In sport it is the drive for goal or the target even though the opponent is fully defending it. The longer term method is to keep good positions until there is a better opportunity. Professional sports change the rules to reduce this as it is not as entertaining. But it is more effective. Waiting or creating opportunities can be approached in many ways and simple methods often beat amateurs however hard they scramble head down.

Another disadvantage to the head down scrambling, battling approach is how physically and mentally draining and damaging it is. Constantly over stretching and operating in extreme positions means more energy sapping emotion and physical injuries from putting the body in positions it works badly. Finding the limits of muscle, ligaments and bones. Injuries reduce performance at the time but also reduce the training and preparation that can be done as well as permanent incapacity. Also resultant energy levels are down for the next game putting you at a disadvantage.
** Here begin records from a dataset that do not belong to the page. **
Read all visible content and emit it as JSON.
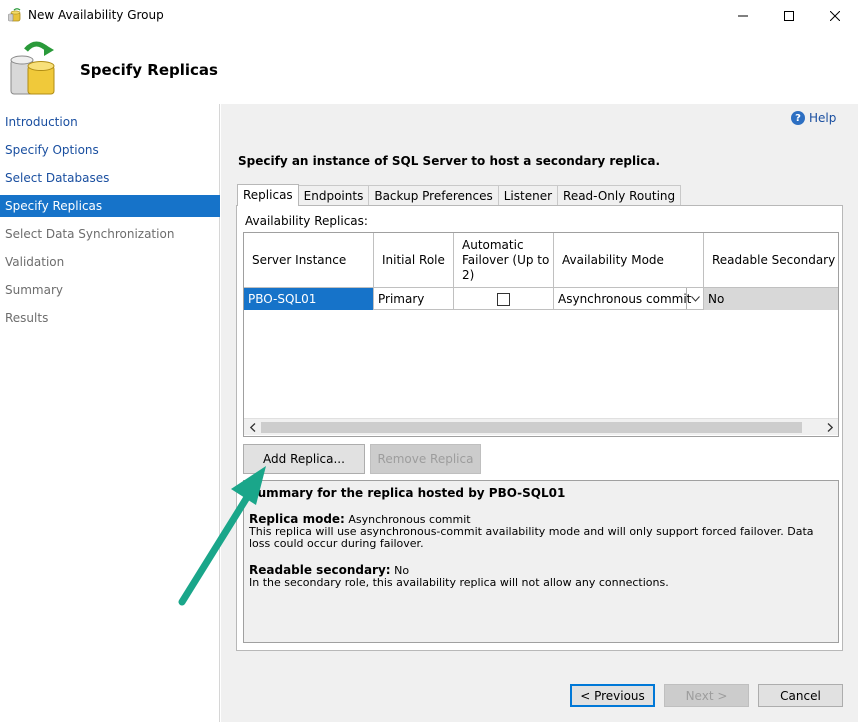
{
  "window": {
    "title": "New Availability Group"
  },
  "header": {
    "title": "Specify Replicas"
  },
  "sidebar": {
    "items": [
      {
        "label": "Introduction",
        "state": "link"
      },
      {
        "label": "Specify Options",
        "state": "link"
      },
      {
        "label": "Select Databases",
        "state": "link"
      },
      {
        "label": "Specify Replicas",
        "state": "active"
      },
      {
        "label": "Select Data Synchronization",
        "state": "disabled"
      },
      {
        "label": "Validation",
        "state": "disabled"
      },
      {
        "label": "Summary",
        "state": "disabled"
      },
      {
        "label": "Results",
        "state": "disabled"
      }
    ]
  },
  "main": {
    "help_label": "Help",
    "instruction": "Specify an instance of SQL Server to host a secondary replica.",
    "tabs": [
      "Replicas",
      "Endpoints",
      "Backup Preferences",
      "Listener",
      "Read-Only Routing"
    ],
    "availability_replicas_label": "Availability Replicas:",
    "grid": {
      "columns": [
        "Server Instance",
        "Initial Role",
        "Automatic Failover (Up to 2)",
        "Availability Mode",
        "Readable Secondary"
      ],
      "rows": [
        {
          "server_instance": "PBO-SQL01",
          "initial_role": "Primary",
          "automatic_failover": false,
          "availability_mode": "Asynchronous commit",
          "readable_secondary": "No"
        }
      ]
    },
    "add_replica_label": "Add Replica...",
    "remove_replica_label": "Remove Replica",
    "summary": {
      "title": "Summary for the replica hosted by PBO-SQL01",
      "replica_mode_label": "Replica mode:",
      "replica_mode_value": "Asynchronous commit",
      "replica_mode_desc": "This replica will use asynchronous-commit availability mode and will only support forced failover. Data loss could occur during failover.",
      "readable_secondary_label": "Readable secondary:",
      "readable_secondary_value": "No",
      "readable_secondary_desc": "In the secondary role, this availability replica will not allow any connections."
    }
  },
  "footer": {
    "previous_label": "< Previous",
    "next_label": "Next >",
    "cancel_label": "Cancel"
  },
  "colors": {
    "accent": "#1673c9",
    "annotation_arrow": "#1aa68a"
  }
}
The short term exercise patterns have the same injury and energy risks and limiting effects, reducing actual performance and attainment. To stay healthy or attain high level standards takes years of preparation. Just playing has the injury and energy risk. Too hard a session effects the next session. The biological limit is how fast the body can adapt to what it is subjected too. If you over-train then it will not keep up and will break down. To get from a child to professional standards takes years. Rushing some parts will slow the progress down and could easily lead to an injury that ends the dream. A problem is some athletes do survive poorly managed programmes which covers up the actual potential they had and how much more could have achieved. The muscles take about 90 days to completely change cells. Doing an exercise for 10 days and then changing to a different exercise will not produce much long term effect. Much gains are lost with de-training where the body does not maintain abilities when other needs are felt. Long term chest strength developed with press ups would progress from simply getting to do a press up correctly and then training a progression (slightly harder exercise) for 6 - 8 weeks before changing to the next progression if the target performance has been achieved. Quicker progress will lead to a plateau in improvement and probably a stop in trying with disappointment. A coach would need with experience (theirs and others) to time the change to the next progression. Connective tissues take longer to replace (about 210 days) so needs longer to adapt to the strain (particularly resistance training) and can not be left behind when developing faster changing muscles. Bones do change as well at around 2 years. Developing stronger bones to withstand the stress of elite performance (and training) takes many years as of course does healing from injury. Take the time in preparation rather than not achieving or the common achievement of major injury. Mother nature can not be cheated. Steroids can accelerate the muscles but leave the connective tissue behind.

Tai chi has been called ‘patience boxing’ as the best is the one with the most patience. Some things just take how long they take. The long term plan needs this to be included, not buying the secret short cut as the secret is there is no short cut to higher levels.